Medicaid, the joint federal state program for health care for the poor, has been shown on usgovernmentspending.com but is not well defined in the Census Bureau's data on state and local government finances. There is a code E74 "Welfare-Vendor Payments-Med" which presumably includes monies from Medicaid.
But the Centers for Medicare and Medicaid Services (CMS) publishes an annual report on
National Health Expenditures and its
NHE Tables includes data on Medicaid from 1966 to 2017. But even here, there are differences between the CMS and other authorities, including the
Federal Budget and
The Henry J Kaiser Family Foundation:
Authority | Year | Federal
Medicaid | State
Medicaid |
CMS | CY 2017 | $365.2 bn | $220.6 bn |
Federal Budget | FY 2017 | $374.7 bn | - |
Kaiser Foundation | FY 2017 | $354.8 bn | $221.8 bn |
From March 26, 2019, has loaded the CMS NHE data, and usgovernmentspending.com shows Medicaid spending as follows:
- Federal Medicaid spending is stated as the amount published in the Public Budget Database as "Grants to States for Medicaid".
- State and local Medicaid spending is stated as the combined federal-state amount published in the NHE Tables on the line "Medicaid (Title XIX)" and is considered only as combined state and local spending without determining how much gets spent at the state level and how much at the local level.

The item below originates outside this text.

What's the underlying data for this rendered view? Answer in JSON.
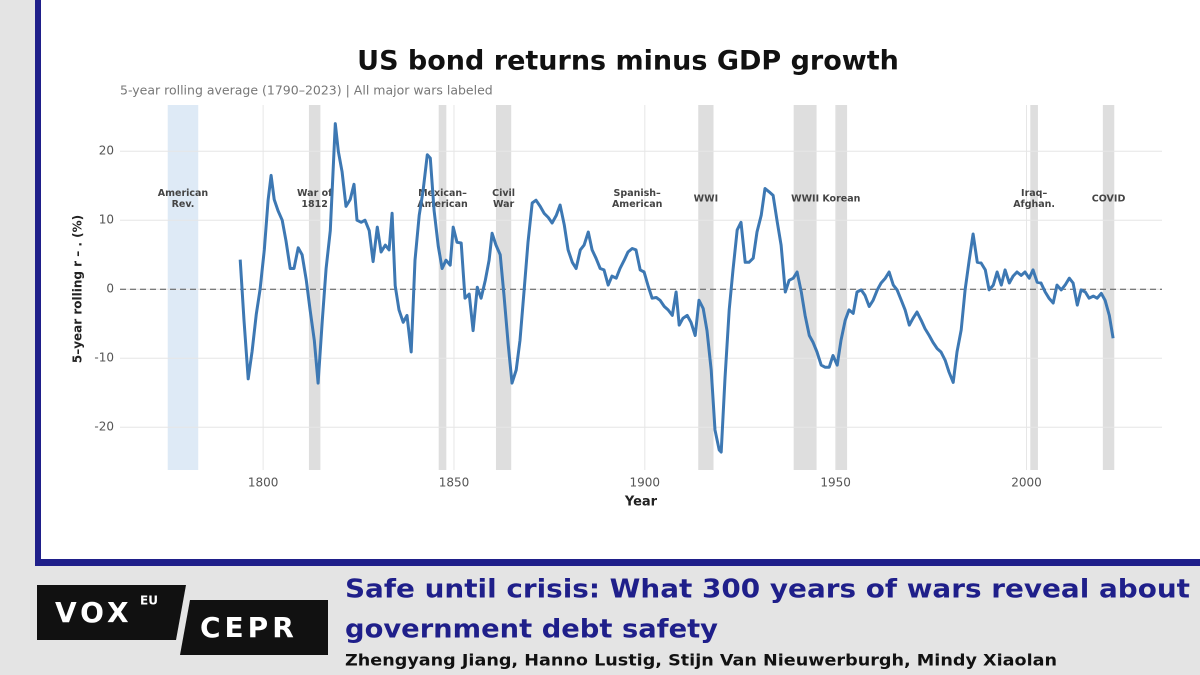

usgovernmentspending.com publishes "
guesstimates" of state and local spending from the latest year published by the Census Bureau (currently FY 2016) to the last year in the Historical Tables of the federal budget (for the FY 2020 budget that is 2024). So we have developed "guesstimates" of Medicaid spending going out to 2024, assuming that the overall Medicaid spending increases at the same rate as the federal "Grants to States for Medicaid" increases.
National Health Expenditure data is updated each year in late April.